In the fixed index annuity segment, Ronald Grensteiner, president of American Equity Investment Life, expressed “dismay” at new indexing strategies offered by new competitors in the market.
“We believe these types of strategies detract from the real purpose of fixed indexed annuities and create an atmosphere of unrealistic expectation on behalf of the producers and the consumers,” Grensteiner said.
New indexes offered by competitors include the Barclays U.S. Low Volatility to Equity ER Index, the CROCI U.S. 5% Volatility Control Index, and the Morgan Stanley Europe, Australiana Far East index, he said.
American Equity Investment Holding Co., a top seller of fixed index annuities (FIAs), reported third quarter net income of $97.3 million compared to $67.8 million in the year-ago period, on record sales of $1.8 billion.
In addition, Grensteiner said competitors were getting more aggressive in the second half of the year with enticements to distributors.
“We’ve seen some companies introducing commission specials and others raising rates plus we have some new entrants in the market, which have been capturing some attention,” Grensteiner said in a conference call with analysts.
Security Benefit, which vowed to return to the market after a period of restructuring, has been rumored to be close to re-entering after private equity company Guggenheim Partners took a stake in the company in 2010.
“We haven’t seen anything official for them, but we have heard rumors on the street that they’re getting ready to relaunch some products as far as the timing and what that looks like … we don’t know,” said Ted Johnson, chief financial officer and treasurer of American Equity.

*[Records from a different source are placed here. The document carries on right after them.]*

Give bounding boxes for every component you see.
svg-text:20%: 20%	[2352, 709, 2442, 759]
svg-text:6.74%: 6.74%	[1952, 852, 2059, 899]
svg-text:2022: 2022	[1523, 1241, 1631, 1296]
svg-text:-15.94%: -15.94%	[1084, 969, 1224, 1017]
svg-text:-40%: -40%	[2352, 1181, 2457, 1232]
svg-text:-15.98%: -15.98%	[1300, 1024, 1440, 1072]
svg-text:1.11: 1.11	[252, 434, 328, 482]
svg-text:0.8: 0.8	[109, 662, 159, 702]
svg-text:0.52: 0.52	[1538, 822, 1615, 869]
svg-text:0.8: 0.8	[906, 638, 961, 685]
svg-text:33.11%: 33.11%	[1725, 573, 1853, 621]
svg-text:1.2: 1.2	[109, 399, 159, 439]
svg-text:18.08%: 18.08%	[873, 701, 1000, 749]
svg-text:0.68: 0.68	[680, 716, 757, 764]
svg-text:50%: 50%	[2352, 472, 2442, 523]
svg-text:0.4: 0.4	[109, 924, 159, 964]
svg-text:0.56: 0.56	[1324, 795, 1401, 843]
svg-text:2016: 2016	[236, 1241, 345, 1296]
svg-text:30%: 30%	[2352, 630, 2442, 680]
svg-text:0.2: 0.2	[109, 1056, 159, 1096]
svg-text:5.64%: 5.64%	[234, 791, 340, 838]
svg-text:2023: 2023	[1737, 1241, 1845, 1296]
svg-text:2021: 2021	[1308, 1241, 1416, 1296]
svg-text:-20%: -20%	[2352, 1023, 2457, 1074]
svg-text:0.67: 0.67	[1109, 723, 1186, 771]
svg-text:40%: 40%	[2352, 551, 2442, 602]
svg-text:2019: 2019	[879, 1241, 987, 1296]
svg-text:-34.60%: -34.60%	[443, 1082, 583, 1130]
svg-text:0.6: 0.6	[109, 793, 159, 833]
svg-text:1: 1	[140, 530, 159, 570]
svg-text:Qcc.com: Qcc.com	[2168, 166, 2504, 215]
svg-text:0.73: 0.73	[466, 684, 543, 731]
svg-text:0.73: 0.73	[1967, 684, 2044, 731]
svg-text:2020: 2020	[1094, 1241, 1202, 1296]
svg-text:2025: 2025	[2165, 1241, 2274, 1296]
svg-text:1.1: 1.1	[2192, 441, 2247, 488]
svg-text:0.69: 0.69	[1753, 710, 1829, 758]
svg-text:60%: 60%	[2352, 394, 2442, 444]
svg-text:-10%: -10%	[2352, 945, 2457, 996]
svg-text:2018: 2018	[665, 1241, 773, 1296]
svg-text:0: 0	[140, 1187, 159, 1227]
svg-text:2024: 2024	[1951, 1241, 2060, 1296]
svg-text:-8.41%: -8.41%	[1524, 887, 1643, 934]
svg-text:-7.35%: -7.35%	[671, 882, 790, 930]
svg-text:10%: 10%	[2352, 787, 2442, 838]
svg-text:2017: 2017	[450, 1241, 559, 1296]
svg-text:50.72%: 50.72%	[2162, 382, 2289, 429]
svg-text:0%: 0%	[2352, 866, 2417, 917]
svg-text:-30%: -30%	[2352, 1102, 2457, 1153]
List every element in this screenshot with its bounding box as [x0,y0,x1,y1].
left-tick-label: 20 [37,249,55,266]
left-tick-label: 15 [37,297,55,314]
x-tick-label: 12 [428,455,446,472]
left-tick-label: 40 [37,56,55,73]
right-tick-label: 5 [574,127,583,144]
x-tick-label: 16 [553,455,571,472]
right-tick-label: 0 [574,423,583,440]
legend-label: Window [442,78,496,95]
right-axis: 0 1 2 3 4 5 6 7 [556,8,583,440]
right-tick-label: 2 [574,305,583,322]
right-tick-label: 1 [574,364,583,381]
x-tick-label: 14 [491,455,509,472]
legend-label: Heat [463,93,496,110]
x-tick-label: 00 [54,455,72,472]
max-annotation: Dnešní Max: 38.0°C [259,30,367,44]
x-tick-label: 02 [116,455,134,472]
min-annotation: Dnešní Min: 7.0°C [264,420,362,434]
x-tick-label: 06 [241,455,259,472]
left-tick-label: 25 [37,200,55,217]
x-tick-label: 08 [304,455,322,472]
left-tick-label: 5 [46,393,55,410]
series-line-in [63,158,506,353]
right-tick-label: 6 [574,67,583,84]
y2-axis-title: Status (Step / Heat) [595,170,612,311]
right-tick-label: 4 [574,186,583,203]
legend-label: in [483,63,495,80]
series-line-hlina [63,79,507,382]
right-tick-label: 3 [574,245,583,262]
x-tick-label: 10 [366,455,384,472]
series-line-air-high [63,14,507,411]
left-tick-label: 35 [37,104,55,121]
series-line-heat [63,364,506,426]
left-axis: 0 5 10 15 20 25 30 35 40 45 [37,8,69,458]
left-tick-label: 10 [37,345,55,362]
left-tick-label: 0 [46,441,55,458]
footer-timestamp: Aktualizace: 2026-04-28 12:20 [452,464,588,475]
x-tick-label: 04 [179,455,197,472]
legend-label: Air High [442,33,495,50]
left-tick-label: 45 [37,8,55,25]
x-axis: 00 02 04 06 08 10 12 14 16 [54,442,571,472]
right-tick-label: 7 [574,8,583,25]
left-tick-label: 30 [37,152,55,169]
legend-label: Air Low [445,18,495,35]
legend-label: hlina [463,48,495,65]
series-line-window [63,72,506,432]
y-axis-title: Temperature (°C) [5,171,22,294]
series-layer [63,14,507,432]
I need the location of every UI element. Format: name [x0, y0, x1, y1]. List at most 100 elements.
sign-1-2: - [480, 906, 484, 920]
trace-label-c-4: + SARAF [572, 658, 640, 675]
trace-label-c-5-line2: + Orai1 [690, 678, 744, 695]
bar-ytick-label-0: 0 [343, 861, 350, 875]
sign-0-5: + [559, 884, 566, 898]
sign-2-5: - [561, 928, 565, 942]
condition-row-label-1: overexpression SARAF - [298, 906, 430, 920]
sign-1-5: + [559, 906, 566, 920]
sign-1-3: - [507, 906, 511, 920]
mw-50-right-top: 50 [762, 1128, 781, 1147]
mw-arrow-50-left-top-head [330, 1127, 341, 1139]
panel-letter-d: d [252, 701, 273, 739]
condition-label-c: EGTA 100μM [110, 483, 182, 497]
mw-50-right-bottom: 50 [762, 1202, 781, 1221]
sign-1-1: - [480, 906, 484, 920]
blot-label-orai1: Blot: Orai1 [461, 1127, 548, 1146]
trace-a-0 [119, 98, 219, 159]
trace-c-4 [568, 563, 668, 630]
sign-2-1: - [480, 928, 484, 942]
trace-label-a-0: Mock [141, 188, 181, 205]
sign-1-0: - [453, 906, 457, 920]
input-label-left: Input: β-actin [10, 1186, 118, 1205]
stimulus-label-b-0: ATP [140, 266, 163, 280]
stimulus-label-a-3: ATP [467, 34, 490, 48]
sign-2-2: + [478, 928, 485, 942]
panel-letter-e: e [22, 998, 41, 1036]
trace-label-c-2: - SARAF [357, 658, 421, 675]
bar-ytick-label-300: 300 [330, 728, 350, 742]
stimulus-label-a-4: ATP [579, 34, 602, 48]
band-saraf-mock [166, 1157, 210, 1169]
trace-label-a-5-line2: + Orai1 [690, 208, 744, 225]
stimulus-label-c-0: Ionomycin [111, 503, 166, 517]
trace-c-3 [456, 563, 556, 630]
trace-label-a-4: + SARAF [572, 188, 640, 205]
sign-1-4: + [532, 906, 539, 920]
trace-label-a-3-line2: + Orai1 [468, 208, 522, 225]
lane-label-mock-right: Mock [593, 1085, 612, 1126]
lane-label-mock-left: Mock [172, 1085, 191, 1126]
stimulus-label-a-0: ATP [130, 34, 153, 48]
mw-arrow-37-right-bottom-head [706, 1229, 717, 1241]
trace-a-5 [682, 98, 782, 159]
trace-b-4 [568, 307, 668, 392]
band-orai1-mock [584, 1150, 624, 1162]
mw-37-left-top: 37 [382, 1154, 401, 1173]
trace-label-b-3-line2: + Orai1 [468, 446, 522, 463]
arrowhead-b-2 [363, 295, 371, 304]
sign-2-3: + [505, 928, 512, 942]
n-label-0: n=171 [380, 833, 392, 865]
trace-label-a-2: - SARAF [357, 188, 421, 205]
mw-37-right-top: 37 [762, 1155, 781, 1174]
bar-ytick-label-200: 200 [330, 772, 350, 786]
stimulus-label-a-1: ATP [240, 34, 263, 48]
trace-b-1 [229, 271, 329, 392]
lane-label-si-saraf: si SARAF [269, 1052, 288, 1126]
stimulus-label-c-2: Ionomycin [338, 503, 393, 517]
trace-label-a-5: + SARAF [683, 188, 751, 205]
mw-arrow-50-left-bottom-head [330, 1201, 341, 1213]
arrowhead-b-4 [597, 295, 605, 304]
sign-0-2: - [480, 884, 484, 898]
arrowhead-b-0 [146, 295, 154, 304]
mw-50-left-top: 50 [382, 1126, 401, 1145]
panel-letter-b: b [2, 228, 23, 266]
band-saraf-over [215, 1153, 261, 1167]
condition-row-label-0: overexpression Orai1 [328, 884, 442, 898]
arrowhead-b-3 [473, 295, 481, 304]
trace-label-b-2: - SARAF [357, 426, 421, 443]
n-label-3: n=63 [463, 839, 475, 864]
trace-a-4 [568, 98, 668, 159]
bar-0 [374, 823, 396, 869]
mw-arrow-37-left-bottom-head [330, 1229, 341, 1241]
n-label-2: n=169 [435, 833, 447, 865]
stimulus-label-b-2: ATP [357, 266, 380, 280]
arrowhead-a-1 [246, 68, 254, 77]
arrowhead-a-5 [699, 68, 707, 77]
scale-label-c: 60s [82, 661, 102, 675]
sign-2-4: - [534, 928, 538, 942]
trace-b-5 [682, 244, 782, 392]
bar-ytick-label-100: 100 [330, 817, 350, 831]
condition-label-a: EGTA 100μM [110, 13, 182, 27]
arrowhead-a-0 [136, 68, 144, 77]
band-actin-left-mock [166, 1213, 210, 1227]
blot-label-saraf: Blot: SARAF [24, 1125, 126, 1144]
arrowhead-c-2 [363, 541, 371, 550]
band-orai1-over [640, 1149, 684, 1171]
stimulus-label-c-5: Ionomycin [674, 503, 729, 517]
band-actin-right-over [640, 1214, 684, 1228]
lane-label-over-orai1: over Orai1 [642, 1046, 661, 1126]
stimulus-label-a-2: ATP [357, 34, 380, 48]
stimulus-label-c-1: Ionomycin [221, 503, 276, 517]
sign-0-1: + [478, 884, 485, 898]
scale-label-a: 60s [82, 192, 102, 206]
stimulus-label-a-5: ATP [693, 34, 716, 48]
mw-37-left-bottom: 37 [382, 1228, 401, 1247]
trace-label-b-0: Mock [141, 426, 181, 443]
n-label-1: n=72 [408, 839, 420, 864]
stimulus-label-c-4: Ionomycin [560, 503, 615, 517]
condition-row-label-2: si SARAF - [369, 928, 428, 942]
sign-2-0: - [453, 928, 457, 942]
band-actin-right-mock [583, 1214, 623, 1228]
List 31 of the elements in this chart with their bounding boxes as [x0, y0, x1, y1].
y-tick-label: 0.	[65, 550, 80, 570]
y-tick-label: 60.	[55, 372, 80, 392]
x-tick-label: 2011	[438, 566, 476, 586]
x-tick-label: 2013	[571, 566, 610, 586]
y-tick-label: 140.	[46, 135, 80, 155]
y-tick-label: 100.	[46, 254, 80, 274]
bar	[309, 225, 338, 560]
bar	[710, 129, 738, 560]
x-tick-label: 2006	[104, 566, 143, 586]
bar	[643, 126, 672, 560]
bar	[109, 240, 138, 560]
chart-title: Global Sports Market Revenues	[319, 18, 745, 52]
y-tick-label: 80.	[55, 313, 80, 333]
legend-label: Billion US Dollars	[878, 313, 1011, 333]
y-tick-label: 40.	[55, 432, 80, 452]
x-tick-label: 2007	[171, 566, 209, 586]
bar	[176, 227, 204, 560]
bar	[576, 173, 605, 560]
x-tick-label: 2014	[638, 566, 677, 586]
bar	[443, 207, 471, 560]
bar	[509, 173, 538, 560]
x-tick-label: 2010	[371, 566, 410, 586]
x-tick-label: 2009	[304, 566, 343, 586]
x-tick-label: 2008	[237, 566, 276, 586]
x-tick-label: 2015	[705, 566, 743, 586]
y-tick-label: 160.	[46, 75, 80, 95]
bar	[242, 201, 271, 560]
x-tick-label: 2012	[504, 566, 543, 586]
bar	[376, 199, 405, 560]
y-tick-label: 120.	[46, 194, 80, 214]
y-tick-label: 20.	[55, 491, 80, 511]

The other question analysts wanted to tease out of top insurance executives was how much the index annuity market is growing at the expense of the variable annuity industry, and which distribution channel was delivering the growth.
Grensteiner, citing LIMRA figures, said that in September variable annuity sales dropped to $10.2 billion from $10.8 billion while fixed index annuity sales rose to $5.3 billion from $4.8 billion.
Couple that with the fact that broker/dealers and banks are starting to write in smaller amounts a bigger share of fixed indexed annuity premiums and “I think it’s safe to say that we are getting more FIA business from those registered representatives,” he said.
Is this at the expense of variable annuities? “I don’t know, but we’ve always said we welcome the big companies that have been historically into the variable business. ” This means more competition, which is good for retail consumers, Grensteiner said.
In the disability insurance segment, Lincoln, which saw lower DI sales in the third quarter, is about 78 percent the way through the repricing of its disability book of business, company executives said.
Where does the company stand on year-end renewals?
Lincoln has been repricing its disability book because it was underpriced two years ago. However, on retained premiums, the company has achieved “really high middle single digit improvements in margins,” which the company said eventually will flow to its bottom line.
“With respect to the retention rate of business as we go through the next 60 to 90 days of repricing based on what we're doing, we would think the retention might be a little bit better than 60 percent, but will have to see,” chief financial officer Randy Freitag said.